How often should I antifoul my boat?

8th March 2021 Eugenie Alder

To ensure that your boat is well looked after, it is recommended that you book in for an antifoul every 9-15 months. This will vary depending on how frequently you use your boat, where it is berthed or moored and the harshness of that environment (for example, in Sydney Harbour you would aim for between 9-12 months).

However, it seems there is still a minority of boat owners out there who push the boundaries in an attempt to save a few pennies. But the reality is, that’s not the case.

Customers who bring in their boat to be antifouled after periods of 18-24 months commonly find more issues with their boat, which ultimately costs them more money in the long run.

Here are a few issues that are often found with boats when you leave it too long to book in for a clean, antifoul and anode replacement:

Fibreglass damage

Excessive growth becomes difficult to remove once the barnacles have stuck to the fibreglass underneath the antifoul.
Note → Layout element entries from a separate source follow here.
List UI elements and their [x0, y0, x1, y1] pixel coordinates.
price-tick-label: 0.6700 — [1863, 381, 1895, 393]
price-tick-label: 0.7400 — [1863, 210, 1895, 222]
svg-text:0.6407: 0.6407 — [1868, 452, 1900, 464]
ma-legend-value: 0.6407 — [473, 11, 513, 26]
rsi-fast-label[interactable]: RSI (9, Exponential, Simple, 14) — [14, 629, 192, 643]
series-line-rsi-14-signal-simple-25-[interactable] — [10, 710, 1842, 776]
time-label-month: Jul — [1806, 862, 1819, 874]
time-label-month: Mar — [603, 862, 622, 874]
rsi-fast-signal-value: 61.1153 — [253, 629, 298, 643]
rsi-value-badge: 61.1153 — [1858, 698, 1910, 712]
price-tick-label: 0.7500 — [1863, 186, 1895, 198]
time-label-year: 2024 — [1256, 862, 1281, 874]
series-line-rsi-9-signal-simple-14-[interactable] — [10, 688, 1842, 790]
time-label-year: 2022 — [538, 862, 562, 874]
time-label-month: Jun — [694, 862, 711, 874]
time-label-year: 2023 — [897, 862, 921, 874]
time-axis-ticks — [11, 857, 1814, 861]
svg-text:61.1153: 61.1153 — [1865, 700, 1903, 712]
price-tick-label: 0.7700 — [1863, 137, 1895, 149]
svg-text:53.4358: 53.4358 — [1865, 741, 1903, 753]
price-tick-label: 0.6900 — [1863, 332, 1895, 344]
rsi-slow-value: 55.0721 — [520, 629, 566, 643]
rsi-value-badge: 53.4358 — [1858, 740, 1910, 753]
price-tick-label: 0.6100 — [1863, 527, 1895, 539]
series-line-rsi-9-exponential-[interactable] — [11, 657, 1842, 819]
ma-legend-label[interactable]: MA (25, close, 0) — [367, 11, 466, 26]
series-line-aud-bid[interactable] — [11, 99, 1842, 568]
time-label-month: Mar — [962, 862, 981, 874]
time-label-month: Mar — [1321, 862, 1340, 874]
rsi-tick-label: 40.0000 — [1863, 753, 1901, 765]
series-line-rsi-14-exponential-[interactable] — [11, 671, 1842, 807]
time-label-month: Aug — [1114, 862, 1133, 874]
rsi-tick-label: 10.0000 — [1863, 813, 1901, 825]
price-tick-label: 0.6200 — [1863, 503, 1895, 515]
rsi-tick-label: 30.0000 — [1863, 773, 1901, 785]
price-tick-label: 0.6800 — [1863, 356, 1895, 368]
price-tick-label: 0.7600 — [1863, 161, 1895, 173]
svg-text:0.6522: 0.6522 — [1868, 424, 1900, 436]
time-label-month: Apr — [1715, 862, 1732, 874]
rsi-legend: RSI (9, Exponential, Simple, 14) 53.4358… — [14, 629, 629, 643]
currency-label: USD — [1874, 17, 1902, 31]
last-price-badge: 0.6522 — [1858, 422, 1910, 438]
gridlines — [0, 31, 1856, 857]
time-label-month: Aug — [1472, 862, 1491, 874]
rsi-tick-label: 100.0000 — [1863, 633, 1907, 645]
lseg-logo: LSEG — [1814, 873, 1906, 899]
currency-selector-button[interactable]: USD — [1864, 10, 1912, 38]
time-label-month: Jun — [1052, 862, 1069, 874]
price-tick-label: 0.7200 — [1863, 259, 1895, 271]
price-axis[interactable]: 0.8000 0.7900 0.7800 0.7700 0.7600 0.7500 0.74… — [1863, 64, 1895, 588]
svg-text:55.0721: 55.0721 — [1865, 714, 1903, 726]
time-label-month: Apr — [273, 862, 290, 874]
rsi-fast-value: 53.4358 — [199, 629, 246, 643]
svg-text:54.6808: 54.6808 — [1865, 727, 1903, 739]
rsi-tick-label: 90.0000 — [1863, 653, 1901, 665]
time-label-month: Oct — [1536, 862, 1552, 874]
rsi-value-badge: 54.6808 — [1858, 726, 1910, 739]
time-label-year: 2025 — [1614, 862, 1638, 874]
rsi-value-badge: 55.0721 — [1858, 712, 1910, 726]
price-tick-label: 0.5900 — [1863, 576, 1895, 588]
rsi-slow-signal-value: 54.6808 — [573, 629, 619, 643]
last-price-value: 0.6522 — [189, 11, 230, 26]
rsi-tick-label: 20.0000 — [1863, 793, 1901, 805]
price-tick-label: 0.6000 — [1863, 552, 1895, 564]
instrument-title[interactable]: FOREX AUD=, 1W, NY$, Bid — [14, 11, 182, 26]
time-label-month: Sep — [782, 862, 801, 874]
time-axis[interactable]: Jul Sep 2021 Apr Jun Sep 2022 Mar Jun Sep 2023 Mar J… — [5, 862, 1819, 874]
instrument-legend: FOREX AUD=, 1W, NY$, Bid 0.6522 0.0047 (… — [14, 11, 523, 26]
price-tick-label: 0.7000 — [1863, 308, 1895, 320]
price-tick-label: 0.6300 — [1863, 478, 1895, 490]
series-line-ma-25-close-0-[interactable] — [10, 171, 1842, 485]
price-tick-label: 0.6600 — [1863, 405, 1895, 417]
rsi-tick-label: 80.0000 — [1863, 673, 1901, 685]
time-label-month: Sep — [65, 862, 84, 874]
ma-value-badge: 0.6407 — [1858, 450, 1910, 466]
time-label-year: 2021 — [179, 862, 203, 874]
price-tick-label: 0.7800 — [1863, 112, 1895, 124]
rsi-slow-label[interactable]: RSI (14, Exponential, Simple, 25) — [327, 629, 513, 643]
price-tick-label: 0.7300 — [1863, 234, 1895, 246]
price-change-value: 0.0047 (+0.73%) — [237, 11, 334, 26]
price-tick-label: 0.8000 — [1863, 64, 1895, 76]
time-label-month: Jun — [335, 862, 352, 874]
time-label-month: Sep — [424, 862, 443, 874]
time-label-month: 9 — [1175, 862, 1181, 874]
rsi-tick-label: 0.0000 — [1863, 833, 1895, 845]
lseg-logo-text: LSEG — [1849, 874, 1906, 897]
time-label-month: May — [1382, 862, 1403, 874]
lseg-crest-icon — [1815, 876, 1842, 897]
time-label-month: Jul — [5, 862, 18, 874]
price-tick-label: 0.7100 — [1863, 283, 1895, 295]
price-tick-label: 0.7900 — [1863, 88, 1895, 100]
Sacrificial anodes play a crucial role in avoiding corrosion to all propellers, shafts, stern drives, trim tabs and rudders. If these are not replaced annually the risk of corrosion to the running gear is greatly increased.

Engine Overheating

Raw water intake blockage is one of the most common contributors to an engine overheating. This can be avoided by the clean-out and re-antifouling of all intakes and skin fittings. This is all included in the process when a boat is antifouled.

Fuel Consumption

As the growth underneath the hull continues to build up, so does your fuel consumption. It causes increased drag; in turn, the boat travels much slower requiring more engine power. There have been cases where excessive growth has been responsible for fuel efficiency dropping by up to 50 percent.

All of these issues are seen frequently when antifouling a boat is left too late, months after it is due. The results are costly and can be avoided with a little TLC and monitored maintenance.